Il suffit d'ouvrir un manuel de littérature grecque ou latine pour constater que les belles époques littéraires sont d'un demi-siècle alors que les littératures dites de décadence durent six cent ans.
Julien Benda – La France Byzantine
On a souvent tendance de mesurer la valeur et le prestige des civilisations à leur durée. Durée par rapport à laquelle le siècle est un minimum : siècle de Périclès, siècle d’or, siècle de Louis XIV…
Là-dessus, Benda nous inflige une douche froide : non seulement les belles époques littéraires durent bien moins (1/2 siècle), mais encore les périodes de décadences paraissent beaucoup plus stables, pérennes comme on dit aujourd’hui.
Je ne vais pas discuter de la question du bien-fondé de l’expression « littérature de décadence ». Par contre je trouve un peu piquant de constater qu’il se pourrait que la durée ne soit pas, dans la culture, un indice de la valeur : que ce qui vaut ne dure pas, mais en revanche que ce qui est entré en décadence puisse se maintenir pendant 6 siècles !
Qu’est-ce que la décadence selon Julien Benda ?
Si l’on prend l’exemple des écoles ou des courants dans la peinture, on a l’habitude de décomposer leur existence en quatre moments : l’avant-garde, la maturité, l’académisme ; enfin vient en quatrième la décadence « maniériste » caractérisée par l’excès des procédés inventés par le courant.
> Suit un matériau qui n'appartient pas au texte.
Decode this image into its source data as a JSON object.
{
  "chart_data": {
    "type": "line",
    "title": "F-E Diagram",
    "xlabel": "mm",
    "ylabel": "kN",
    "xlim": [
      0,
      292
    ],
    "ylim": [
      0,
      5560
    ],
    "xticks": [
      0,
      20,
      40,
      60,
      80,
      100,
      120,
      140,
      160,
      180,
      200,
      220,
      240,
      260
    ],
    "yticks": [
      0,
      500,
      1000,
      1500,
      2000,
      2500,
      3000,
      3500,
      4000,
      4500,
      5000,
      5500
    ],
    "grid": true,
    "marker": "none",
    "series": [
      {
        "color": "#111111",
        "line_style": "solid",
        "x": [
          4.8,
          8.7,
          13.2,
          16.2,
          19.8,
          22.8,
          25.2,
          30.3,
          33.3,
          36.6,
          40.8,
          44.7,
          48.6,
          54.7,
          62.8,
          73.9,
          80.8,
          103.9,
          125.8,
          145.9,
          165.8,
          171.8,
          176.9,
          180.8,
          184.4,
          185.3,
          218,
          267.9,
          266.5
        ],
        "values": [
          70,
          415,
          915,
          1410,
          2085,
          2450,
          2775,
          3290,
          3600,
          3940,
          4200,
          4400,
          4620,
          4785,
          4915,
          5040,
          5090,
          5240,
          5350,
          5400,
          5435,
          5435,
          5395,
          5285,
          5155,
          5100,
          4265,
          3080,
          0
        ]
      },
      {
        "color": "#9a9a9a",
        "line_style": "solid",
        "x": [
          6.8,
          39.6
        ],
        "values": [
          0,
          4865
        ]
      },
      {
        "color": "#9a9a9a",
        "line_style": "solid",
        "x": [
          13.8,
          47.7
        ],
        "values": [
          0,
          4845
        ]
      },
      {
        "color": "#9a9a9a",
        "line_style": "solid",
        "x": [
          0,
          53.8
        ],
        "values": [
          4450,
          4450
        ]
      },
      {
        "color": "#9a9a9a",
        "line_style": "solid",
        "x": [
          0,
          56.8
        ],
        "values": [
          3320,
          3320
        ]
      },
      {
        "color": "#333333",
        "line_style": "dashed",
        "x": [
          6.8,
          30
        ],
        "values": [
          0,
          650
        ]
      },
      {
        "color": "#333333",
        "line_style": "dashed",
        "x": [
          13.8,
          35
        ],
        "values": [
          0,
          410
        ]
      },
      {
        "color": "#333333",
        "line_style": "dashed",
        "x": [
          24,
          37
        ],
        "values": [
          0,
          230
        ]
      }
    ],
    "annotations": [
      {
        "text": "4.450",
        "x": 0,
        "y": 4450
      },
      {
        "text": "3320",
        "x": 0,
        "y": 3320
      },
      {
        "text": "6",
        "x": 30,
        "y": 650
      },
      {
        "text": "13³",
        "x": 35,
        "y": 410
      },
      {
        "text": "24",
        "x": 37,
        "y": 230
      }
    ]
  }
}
Je suppose que ce que Benda vise est notre troisième moment, l’académisme et non le « maniérisme » qui serait sans doute beaucoup plus bref, puisqu’on ne peut accentuer un procédé sans sortir inévitablement des limites de l’œuvre d’art.
Voilà donc la conclusion : la décadence est durable parce qu’elle est le moment de la répétition et de la stabilité. Elle est donc aussi le moment du pouvoir, la possibilité pour des « élites » de s’établir dans un statut qu’on ne remettra pas en cause puis qu’il s’agit désormais non plus d’inventer ou de créer mais de reproduire.